Low, dark clouds shifted ominously across the sky. The night before, sometime between midnight and dawn, a blinding rain had drenched the plain of Sekigahara. It was now past noon on the fifteenth of the ninth month of 1600. Though the typhoon had passed, now and then fresh torrents of rain would fall on the corpses and onto Takezo's upturned face. Each time it came, he'd open and close his mouth like a fish, trying to drink in the droplets. "It's like the water they wipe a dying man's lips with," he reflected, savoring each bit of moisture. His head was numb, his thoughts the fleeting shadows of delirium.
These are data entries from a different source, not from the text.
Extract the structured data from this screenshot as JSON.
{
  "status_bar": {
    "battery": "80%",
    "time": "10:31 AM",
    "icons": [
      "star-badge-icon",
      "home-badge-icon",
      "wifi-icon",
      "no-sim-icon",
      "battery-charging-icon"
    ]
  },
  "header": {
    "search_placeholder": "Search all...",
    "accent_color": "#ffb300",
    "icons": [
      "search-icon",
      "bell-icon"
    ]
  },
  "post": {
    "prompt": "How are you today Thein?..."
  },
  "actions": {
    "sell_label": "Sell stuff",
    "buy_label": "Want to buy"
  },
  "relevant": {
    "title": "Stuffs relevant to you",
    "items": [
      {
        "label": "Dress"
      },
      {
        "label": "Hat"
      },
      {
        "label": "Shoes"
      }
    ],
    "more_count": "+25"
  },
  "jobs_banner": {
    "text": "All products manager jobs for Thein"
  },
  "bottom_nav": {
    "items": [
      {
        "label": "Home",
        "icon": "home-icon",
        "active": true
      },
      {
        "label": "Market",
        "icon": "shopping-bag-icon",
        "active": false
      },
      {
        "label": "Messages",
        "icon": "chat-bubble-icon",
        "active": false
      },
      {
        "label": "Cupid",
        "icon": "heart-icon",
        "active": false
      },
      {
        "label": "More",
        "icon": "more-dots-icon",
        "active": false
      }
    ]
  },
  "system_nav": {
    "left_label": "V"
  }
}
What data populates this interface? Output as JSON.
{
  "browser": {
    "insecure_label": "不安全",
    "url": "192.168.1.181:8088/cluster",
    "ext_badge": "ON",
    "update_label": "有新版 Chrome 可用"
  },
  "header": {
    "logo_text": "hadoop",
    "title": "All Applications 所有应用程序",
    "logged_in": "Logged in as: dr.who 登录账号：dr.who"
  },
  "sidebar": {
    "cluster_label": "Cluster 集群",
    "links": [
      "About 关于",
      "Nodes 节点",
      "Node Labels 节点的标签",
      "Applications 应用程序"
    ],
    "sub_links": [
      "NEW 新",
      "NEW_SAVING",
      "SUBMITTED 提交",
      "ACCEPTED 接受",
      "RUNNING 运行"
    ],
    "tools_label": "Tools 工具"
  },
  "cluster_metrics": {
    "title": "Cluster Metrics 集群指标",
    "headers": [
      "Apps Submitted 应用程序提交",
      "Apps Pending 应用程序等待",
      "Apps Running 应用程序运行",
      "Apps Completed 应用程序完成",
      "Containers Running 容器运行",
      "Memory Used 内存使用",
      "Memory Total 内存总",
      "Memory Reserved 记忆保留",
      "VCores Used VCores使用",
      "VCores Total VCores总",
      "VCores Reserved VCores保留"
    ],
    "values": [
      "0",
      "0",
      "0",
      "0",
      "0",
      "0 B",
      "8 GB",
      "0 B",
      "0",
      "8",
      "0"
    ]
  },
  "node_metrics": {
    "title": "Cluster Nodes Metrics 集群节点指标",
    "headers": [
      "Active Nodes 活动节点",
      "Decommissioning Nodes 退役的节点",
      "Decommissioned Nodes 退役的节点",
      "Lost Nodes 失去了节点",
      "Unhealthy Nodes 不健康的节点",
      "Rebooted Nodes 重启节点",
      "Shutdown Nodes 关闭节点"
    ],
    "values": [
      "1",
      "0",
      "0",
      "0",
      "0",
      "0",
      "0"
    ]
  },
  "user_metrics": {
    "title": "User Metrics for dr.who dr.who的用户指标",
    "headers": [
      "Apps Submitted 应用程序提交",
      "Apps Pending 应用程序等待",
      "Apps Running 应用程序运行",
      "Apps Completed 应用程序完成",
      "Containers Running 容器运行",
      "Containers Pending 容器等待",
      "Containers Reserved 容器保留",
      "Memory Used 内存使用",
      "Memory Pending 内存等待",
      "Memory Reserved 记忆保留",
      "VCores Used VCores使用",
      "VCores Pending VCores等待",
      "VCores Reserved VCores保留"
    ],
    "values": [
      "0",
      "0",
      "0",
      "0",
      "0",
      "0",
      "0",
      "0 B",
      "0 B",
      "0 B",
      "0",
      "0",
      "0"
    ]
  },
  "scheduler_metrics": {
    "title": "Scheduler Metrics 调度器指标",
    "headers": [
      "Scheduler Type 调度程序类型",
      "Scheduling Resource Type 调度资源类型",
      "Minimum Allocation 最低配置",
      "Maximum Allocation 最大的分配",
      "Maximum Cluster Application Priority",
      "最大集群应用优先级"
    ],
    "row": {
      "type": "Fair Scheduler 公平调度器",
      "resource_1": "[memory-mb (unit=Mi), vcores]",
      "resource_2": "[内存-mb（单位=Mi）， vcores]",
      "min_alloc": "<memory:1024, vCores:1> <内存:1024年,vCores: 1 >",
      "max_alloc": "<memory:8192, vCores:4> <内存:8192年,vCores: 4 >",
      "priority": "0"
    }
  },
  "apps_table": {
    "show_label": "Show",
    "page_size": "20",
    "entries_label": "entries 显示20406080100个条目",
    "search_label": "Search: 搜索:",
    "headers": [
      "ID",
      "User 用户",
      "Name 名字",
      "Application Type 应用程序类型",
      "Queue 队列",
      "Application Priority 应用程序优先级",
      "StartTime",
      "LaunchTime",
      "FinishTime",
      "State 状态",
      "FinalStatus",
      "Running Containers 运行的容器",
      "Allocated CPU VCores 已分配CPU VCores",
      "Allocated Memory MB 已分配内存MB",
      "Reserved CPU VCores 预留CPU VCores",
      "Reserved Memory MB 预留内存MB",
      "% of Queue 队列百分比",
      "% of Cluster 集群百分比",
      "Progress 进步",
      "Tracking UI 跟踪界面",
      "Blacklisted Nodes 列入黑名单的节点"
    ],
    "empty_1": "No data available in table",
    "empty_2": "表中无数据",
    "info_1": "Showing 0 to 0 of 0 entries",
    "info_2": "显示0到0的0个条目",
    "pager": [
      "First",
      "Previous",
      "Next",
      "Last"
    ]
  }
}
His side had lost. He knew that much. Kobayakawa Hideaki, supposedly an ally, had been secretly in league with the Eastern Army, and when he turned on Ishida Mitsunari's troops at twilight, the tide of battle turned too. He then attacked the armies of other commanders--Ukita, Shimazu and Konishi--and the collapse of the Western Army was complete. In only half a day's fighting, the question of who would henceforth rule the country was settled. It was Tokugawa Ieyasu, the powerful Edo daimyo.
Images of his sister and the old villagers floated before his eyes. "I'm dying," he thought without a tinge of sadness. "Is this what it's really like?" He felt drawn to the peace of death, like a child mesmerized by a flame.
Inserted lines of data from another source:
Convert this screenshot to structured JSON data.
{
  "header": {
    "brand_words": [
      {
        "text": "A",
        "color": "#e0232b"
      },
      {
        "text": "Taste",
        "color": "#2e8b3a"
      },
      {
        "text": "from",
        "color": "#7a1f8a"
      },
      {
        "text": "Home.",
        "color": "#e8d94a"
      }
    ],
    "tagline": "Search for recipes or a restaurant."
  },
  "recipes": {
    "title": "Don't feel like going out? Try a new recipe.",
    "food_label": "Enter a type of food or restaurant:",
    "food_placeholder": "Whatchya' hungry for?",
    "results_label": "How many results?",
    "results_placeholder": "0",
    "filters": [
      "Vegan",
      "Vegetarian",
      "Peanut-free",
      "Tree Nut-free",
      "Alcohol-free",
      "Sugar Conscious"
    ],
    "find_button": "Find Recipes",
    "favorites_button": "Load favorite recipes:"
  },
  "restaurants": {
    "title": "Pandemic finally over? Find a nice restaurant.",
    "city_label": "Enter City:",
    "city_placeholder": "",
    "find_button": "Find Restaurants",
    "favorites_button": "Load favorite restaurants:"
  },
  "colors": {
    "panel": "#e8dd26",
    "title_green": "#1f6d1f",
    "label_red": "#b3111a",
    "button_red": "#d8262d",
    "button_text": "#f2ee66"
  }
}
Suddenly one of the nearby corpses raised its head. "Takezo."
The images of his mind ceased. As if awakened from the dead, he turned his head toward the sound. The voice, he was sure, was that of his best friend. With all his strength he raised himself slightly, squeezing out a whisper barely audible above the pelting rain. "Matahachi, is that you?" Then he collapsed, lay still and listened.
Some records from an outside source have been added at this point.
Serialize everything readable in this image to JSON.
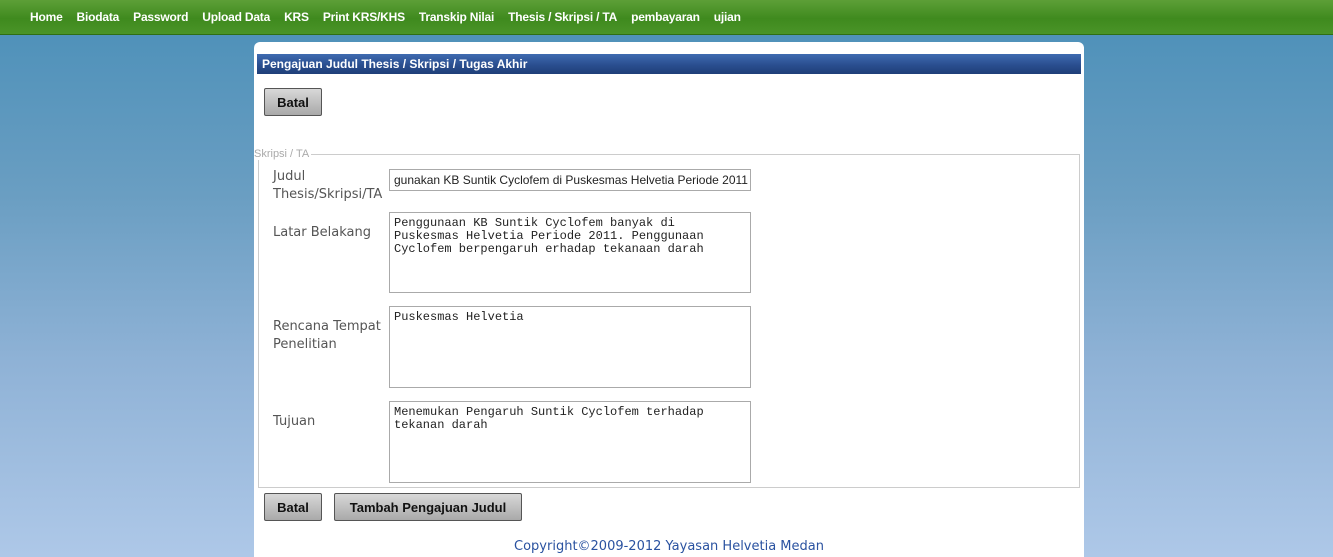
{
  "nav": {
    "items": [
      "Home",
      "Biodata",
      "Password",
      "Upload Data",
      "KRS",
      "Print KRS/KHS",
      "Transkip Nilai",
      "Thesis / Skripsi / TA",
      "pembayaran",
      "ujian"
    ]
  },
  "panel": {
    "title": "Pengajuan Judul Thesis / Skripsi / Tugas Akhir",
    "top_button": "Batal",
    "fieldset_legend": "Skripsi / TA",
    "fields": {
      "judul": {
        "label_line1": "Judul",
        "label_line2": "Thesis/Skripsi/TA",
        "value": "gunakan KB Suntik Cyclofem di Puskesmas Helvetia Periode 2011"
      },
      "latar": {
        "label": "Latar Belakang",
        "value": "Penggunaan KB Suntik Cyclofem banyak di Puskesmas Helvetia Periode 2011. Penggunaan Cyclofem berpengaruh erhadap tekanaan darah"
      },
      "rencana": {
        "label_line1": "Rencana Tempat",
        "label_line2": "Penelitian",
        "value": "Puskesmas Helvetia"
      },
      "tujuan": {
        "label": "Tujuan",
        "value": "Menemukan Pengaruh Suntik Cyclofem terhadap tekanan darah"
      }
    },
    "bottom_buttons": {
      "cancel": "Batal",
      "submit": "Tambah Pengajuan Judul"
    },
    "footer": "Copyright©2009-2012 Yayasan Helvetia Medan"
  }
}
"Takezo! Are you really alive?"
"Yes, alive!" he shouted in a sudden outburst of bravado. "And you? You'd better not die either. Don't you dare!" His eyes were wide open now, and a smile played faintly about his lips.
"Not me! No, sir." Gasping for breath, crawling on his elbows and dragging his legs stiffly behind him, Matahachi inched his way toward his friend. He made a grab for Takezo's hand but only caught his small finger with his own. As childhood friends they'd often sealed promises with this gesture. He came closer and gripped the whole hand.
"I can't believe you're all right too! We must be the only survivors."
"Don't speak too soon. I haven't tried to get up yet."
"I'll help you. Let's get out of here!"
Suddenly Takezo pulled Matahachi to the ground and growled, "Play dead! More trouble coming!"
The ground began to rumble like a caldron. Peeking through their arms, they watched the approaching whirlwind close in on them. Then they were nearer, lines of jet-black horsemen hurtling directly toward them.
"The bastards! They're back!" exclaimed Matahachi, raising his knee as if preparing for a sprint. Takezo seized his ankle, nearly breaking it, and yanked him to the ground.
In a moment the horses were flying past them--hundreds of muddy lethal hooves galloping in formation, riding roughshod over the fallen samurai. Battle cries on their lips, their armor and weapons clinking and clanking, the riders came on and on.
Matahachi lay on his stomach, eyes closed, hoping against hope they would not be trampled, but Takezo stared unblinkingly upward. The horses passed so close they could smell their sweat. Then it was over.